Fashionable lesbians have ruined everything. Wait, does that sound harsh? I don’t want to hurt your feelings. Let me communicate with I-statements, like I learned in therapy. I feel like fashionable lesbians have ruined everything. I mean, if I’m going to be perfectly honest about this, sixty percent of the reason I even turned gay was because I thought I’d only have to own two pairs of shoes. That’s the version of gay I signed up for. I figured I’d get some boots and some Birkenstocks and I’d be set for life.
Being unfashionable was the major selling point of lesbianism for me. Quite frankly, the sex-with-ladies part was an added bonus.

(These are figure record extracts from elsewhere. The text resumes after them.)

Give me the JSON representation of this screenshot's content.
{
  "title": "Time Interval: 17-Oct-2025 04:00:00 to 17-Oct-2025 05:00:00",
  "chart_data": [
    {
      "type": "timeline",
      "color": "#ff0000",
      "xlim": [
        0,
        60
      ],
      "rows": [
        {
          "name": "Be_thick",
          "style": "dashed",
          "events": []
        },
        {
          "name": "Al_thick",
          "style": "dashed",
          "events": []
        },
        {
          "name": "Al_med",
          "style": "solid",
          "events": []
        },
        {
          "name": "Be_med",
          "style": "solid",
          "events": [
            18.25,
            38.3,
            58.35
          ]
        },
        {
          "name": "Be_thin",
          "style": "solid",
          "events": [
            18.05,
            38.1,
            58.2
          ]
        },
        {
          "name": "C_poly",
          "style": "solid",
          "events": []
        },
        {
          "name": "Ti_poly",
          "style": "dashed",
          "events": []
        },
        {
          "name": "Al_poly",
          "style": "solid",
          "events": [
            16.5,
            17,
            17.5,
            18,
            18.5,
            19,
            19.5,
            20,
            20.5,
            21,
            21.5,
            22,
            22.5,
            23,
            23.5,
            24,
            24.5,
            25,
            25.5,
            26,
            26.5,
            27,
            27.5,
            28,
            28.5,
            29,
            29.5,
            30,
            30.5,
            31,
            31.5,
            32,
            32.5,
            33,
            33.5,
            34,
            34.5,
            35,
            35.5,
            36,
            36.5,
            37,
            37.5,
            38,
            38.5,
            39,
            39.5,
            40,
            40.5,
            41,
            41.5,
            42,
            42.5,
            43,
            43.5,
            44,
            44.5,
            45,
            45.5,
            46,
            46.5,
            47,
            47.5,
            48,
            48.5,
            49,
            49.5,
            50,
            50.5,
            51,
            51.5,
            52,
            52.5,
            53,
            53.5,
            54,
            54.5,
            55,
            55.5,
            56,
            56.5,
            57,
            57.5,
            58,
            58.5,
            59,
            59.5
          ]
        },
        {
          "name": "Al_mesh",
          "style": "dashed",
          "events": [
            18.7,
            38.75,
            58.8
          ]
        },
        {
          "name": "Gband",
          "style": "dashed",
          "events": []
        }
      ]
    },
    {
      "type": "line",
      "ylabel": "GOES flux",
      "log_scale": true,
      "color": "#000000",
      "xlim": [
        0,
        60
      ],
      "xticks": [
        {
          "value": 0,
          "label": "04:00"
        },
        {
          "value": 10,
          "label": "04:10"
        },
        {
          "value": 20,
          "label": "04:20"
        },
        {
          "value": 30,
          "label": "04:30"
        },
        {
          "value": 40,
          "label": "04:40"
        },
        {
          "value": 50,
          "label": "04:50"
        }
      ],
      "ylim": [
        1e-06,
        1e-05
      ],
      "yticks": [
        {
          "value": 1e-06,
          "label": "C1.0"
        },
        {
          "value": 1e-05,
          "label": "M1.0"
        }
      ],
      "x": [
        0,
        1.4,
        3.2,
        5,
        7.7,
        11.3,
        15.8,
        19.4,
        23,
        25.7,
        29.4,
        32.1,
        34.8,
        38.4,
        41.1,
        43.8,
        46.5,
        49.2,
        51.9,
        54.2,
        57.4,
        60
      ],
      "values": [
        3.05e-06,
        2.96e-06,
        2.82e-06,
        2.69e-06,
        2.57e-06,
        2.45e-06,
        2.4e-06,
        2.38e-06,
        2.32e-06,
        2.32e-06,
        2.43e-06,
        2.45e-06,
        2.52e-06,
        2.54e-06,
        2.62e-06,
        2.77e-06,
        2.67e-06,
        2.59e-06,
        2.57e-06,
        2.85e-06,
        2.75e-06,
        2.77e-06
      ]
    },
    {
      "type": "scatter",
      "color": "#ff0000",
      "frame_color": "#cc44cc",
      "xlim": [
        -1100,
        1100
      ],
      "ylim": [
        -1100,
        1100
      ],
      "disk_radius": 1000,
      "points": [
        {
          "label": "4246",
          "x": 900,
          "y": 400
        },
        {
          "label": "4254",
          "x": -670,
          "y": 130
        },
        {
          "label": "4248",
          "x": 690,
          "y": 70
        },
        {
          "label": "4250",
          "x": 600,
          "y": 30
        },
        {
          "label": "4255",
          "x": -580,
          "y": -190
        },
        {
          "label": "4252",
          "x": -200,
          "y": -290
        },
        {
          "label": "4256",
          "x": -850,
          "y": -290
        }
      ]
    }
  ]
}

It used to be okay to be gay and unfashionable. It was accepted. It was celebrated. Some of you young’uns won’t believe this, but there was a time when, as a proud lesbian woman, you could leave your house in white tennis shoes, a fleece sweater vest, and an oversized fanny pack and STILL PICK UP WOMEN. No one faulted you for your lack of fashion; no one cared. When I came out lo’ those many years ago, the only accessory a girl needed to have was a Swiss Army knife. If you felt like getting fancy, you might upgrade to a Leatherman and one of those belt holder things. They were simpler times. Wrist cuffs? Artistic plastic rings? Handbags? We didn’t even know how to pronounce those words!
There used to be one way to be a lesbian. If you were a lesbian, you were unfashionable. You didn’t question it. You loved flannel because your foremothers loved flannel. You didn’t love it in a retroironic hipster bullshit kind of way. You genuinely fucking loved flannel. No, it didn’t fit right. It never fit right. But you loved it, because it was the one material that could be a shirt, sheets, pajamas or a hand-sewn menstrual pad. It was comforting and it was versatile. You trusted flannel. You built a life around it. Form-fitting? Girly? Hip? No one would have ever accused flannel of being those things! No one would have accused flannel of being anything because we didn’t even have adjectives in those days! The only adjective we knew was “comfort!” We didn’t even know how to correctly turn nouns into adjectives! Those were simpler times, I tell you, simpler times!
shout out
If I knew it was gonna turn out like this and I’d be forced to start caring about fashion if I wanted to stay in the game, I would have just stayed straight. Seriously. I would have stayed straight and joined Greenpeace or moved to central Oregon or started an organic winery or done whatever I god damn needed to do to justify wearing the outdoorsy, functional clothing I enjoy. It was never supposed to be like this. We’ve gone too far, lesbians. Too far.
You young, hip girls have ruined the unfashionable utopia of yore. And what’s worse, you don’t even realize how easy you have it these days, with your clothing choices and your celebrities and the fact that mainstream culture almost kind of acknowledges your existence. When I came out, we didn’t have a Ruby Rose or a Samantha Ronson or a freaking Ellen Page. We had to make do with a closeted Jodie Foster, the movie Fried Green Tomatoes and fantasies about Darlene from Roseanne. That’s all we had! And it was good enough for us!
Clearly, I’m too emotional to wrap this up neatly. I’ll leave it to you to discuss in the comments. Meanwhile, I’ll be over here, strapped into my Birkenstocks, using my Swiss Army knife to clean my exposed toenails and hoping you guys still like me. I don’t want to hurt your feelings, dear readers. I really don’t. BUT I HAVE FEELINGS TOO.